2-Sterne-Koch Hendrik Otto verlässt das Hotel Adlon | BISS

Kategorie | 2021, Aktuelles, November 2021

2-Sterne-Koch Hendrik Otto verlässt das Hotel Adlon

Hendrik Otto

Wechsel in die Krankenhausbranche

 

Diese Nachricht passt in diese Zeit und erscheint so unglaublich wie vieles gerade: Der 2-Sterne-Koch Hendrik Otto verlässt das Hotel Adlon und wechselt in die Krankenhausbranche. Für das Großunternehmen der Helios-Kliniken-Gruppe in Berlin wird er im nächsten Jahr für die Bereiche Qualität und nachhaltige kulinarische Entwicklung verantwortlich sein.

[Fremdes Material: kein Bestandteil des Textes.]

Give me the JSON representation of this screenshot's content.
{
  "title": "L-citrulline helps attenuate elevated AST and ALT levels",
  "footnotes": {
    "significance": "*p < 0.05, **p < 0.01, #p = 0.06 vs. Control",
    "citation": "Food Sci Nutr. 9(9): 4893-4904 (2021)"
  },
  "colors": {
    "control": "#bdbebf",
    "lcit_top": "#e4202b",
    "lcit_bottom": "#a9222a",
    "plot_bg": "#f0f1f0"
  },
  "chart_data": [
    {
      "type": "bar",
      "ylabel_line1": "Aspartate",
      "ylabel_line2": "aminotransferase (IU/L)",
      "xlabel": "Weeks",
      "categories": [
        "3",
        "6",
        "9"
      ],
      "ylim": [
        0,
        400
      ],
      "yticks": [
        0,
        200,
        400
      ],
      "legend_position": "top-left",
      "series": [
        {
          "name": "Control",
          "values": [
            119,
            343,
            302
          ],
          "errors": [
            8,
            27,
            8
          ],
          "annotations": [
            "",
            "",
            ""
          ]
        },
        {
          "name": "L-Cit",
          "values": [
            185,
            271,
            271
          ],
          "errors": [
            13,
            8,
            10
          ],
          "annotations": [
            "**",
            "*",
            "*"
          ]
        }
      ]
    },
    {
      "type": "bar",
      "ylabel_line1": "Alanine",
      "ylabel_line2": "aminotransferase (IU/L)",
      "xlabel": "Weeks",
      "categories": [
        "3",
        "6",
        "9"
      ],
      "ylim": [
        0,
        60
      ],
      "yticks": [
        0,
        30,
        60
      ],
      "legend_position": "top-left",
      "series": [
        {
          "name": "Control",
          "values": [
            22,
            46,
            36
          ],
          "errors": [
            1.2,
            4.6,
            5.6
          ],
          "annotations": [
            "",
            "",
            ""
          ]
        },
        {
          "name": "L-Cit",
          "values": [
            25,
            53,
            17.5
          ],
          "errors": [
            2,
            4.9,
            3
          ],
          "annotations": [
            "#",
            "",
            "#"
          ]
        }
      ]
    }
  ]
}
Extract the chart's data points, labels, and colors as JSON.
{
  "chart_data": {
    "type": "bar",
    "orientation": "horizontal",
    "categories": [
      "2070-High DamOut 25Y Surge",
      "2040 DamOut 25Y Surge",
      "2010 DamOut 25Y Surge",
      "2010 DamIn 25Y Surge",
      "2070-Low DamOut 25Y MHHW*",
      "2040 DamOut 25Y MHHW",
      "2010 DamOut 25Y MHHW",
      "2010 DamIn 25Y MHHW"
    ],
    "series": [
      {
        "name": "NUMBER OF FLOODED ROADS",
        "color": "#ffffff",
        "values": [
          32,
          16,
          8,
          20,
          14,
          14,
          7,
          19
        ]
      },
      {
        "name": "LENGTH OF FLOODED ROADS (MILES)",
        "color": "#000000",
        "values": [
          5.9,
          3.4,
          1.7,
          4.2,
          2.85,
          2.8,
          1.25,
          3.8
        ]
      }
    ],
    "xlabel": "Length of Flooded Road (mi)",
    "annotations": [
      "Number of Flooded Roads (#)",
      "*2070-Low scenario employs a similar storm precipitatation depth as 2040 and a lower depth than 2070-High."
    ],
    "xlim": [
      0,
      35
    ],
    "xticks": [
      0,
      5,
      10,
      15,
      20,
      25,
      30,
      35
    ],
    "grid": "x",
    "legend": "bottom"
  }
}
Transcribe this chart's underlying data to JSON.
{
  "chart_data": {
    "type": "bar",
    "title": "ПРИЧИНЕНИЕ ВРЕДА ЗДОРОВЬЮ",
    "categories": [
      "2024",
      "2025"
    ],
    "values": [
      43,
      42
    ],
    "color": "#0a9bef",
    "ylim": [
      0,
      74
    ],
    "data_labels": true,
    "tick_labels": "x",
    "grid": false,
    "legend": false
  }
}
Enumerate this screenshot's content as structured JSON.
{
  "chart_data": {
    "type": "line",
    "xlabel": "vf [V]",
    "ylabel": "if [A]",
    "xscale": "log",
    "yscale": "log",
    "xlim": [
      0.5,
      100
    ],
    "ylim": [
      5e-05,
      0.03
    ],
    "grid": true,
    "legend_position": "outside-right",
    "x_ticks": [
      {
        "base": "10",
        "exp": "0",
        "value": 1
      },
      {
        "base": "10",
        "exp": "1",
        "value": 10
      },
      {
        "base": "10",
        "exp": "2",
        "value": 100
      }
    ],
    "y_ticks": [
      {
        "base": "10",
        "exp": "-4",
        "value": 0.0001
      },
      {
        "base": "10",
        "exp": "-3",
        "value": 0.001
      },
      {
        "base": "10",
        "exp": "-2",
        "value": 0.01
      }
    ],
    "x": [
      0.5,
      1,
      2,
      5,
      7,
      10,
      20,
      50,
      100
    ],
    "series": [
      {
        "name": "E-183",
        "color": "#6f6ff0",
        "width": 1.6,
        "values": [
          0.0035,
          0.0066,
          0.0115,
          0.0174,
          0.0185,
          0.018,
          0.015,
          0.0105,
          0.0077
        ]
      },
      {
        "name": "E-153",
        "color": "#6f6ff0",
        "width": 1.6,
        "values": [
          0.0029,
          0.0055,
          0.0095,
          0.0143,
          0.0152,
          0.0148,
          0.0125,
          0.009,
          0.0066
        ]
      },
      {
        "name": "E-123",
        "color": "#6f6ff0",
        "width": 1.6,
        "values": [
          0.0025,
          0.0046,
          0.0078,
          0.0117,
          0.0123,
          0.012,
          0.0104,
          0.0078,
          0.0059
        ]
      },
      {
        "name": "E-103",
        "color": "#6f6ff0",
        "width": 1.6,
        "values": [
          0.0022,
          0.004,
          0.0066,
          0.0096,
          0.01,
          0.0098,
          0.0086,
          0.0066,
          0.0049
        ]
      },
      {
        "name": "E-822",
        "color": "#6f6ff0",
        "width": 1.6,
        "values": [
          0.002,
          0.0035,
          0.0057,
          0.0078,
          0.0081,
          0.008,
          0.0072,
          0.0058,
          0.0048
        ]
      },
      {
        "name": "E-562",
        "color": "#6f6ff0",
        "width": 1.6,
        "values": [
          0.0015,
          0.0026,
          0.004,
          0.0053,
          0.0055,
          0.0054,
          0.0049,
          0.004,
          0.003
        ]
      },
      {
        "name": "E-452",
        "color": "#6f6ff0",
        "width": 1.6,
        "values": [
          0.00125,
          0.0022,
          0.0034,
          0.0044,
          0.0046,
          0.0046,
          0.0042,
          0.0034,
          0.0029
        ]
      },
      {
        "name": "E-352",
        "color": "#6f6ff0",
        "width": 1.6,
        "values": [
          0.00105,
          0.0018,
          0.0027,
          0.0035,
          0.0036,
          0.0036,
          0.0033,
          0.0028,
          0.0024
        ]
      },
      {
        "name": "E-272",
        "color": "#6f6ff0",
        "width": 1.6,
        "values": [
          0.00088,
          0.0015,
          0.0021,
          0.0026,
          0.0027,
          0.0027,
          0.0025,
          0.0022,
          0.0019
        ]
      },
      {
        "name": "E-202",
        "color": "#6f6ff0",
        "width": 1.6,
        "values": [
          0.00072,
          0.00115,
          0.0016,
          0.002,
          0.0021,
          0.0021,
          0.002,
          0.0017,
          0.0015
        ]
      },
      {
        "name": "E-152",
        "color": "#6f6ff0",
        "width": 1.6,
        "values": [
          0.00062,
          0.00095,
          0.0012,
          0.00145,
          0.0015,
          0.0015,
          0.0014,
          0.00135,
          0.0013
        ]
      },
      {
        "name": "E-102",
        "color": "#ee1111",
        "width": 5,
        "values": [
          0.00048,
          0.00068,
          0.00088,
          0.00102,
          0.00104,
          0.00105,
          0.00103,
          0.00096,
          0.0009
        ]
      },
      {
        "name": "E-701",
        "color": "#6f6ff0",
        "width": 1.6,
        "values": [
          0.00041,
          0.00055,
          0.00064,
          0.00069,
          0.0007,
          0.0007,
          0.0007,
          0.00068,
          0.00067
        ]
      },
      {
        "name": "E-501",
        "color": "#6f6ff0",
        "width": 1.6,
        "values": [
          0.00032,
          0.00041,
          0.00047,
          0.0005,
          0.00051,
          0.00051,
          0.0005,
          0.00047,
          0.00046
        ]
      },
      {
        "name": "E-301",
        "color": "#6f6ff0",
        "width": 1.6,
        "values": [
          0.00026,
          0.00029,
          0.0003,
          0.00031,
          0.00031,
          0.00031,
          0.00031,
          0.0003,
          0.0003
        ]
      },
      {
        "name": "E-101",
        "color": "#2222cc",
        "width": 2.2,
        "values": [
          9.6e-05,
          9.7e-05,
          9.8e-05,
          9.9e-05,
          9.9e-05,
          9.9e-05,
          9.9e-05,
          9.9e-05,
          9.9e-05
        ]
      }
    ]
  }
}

Elf Jahre war Hendrik Otto Küchenchef im Esszimmer im Hotel Adlon (2 Sterne im Michelin, 19 Punkte im Gault & Millau) und machte daraus eine der besten Adressen Deutschlands. Der Blick auf das allabendlich illuminierte Brandenburger Tor ist spektakulär. Doch auch die Teller können glänzen. Hendrik Otto begeistert mit großer modernisierter Klassik und allerbestem Handwerk, wie allein schon die famosen Saucen zeigen. Meisterstücke: Taube in schöner Olivensauce mit Knoblauchcreme und Pistou oder saftiger Zander mit wunderbar intensivem Kalbsfuß-Lorbeerextrakt, cremiger Blutwurst im Teigmantel, Sauerkraut sowie Apfel und Stockkartoffeln als Mousse. Es ist höchst bedauerlich, dass sich ein solches Talent bereits mit 46 Jahren aus der Gastronomie zurückzieht, wobei Hendrik Otto immerhin noch für die Weihnachts- und Silvestermenüs im Restaurant Esszimmer am Herd steht.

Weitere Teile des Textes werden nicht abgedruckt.